Telecom operators have hit back against TRAI’s call drop compensation order, warning the scheme could lead to an increase in mobile tariffs. The players further believe it’s impossible to guarantee zero call drops.
Network industry bodies AUSPI and COAI think the payback system will be misused by consumers. In a joint letter addressed to TRAI, they claim the scheme will result in a rise in call drop rates. They justified this by asserting that numerous customers would forcibly cause this to happen in order to get Rs 3 per day.
According to the order passed by TRAI, people are entitled to receive compensation for up to 3 call drops in a day. Brands have to pay Rs 1 for each failed connection. The industry bodies believe individuals will be able to game the regulation on a daily basis so they get a Rs 90 reduction in their monthly bill.
The letter goes on to explain the financial ramifications limitless exploitation and engineering of the call drop scheme could have on telecom companies.
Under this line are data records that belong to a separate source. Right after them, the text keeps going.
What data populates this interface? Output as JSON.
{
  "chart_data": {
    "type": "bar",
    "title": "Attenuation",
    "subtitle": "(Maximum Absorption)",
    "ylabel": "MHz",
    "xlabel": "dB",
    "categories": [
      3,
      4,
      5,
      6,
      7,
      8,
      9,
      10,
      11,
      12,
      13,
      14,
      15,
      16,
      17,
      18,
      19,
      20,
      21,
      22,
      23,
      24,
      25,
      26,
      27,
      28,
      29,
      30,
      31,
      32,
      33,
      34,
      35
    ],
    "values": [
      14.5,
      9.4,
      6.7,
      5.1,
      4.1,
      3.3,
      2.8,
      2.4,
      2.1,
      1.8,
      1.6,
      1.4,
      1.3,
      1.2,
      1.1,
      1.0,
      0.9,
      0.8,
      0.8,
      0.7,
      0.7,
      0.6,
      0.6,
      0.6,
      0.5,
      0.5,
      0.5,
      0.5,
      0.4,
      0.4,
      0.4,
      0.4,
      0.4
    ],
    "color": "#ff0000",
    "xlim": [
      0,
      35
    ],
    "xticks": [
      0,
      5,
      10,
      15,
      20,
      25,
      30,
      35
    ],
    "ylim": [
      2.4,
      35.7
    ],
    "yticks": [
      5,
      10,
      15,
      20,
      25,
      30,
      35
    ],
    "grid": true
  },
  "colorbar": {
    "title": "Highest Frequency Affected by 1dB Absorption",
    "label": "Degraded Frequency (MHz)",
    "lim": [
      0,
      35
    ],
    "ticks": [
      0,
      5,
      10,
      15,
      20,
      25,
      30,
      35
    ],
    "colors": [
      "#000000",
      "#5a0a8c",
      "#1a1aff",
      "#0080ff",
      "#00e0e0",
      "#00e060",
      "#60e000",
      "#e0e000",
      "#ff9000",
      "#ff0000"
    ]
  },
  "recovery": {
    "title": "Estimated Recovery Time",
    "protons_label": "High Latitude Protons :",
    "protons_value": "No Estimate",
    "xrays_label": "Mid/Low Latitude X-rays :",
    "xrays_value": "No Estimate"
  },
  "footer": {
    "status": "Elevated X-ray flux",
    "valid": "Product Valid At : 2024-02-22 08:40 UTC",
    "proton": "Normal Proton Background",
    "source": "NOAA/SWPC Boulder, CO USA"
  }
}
As per PTI, it may result in a 3% hit on total revenue and a 7% to 8% blow to mobile EBITDA (earnings before interest, taxes, depreciation and amortization).
AUSPI and COAI explained that the average ARPU (average revenue per user) is Rs 125 in India, and a Rs 90 cut in that would force them to take measures in order to recover that amount. Namely, it would have to raise cellular tariffs, leading to consumers spending more to buy a provider’s telecom services.
In the joint letter, the industry organizations state it is impossible to design wireless networks for zero call drops. According to it, full coverage and capacity is unfeasible and are essentially an oxymoron. The call drop order assumes the existence of ideal conditions conducive to such a scenario.
COAI had earlier declared that the compensation system might compel players to pay over Rs 150 crore every day, even if only half the user base in India were dealing with call drops.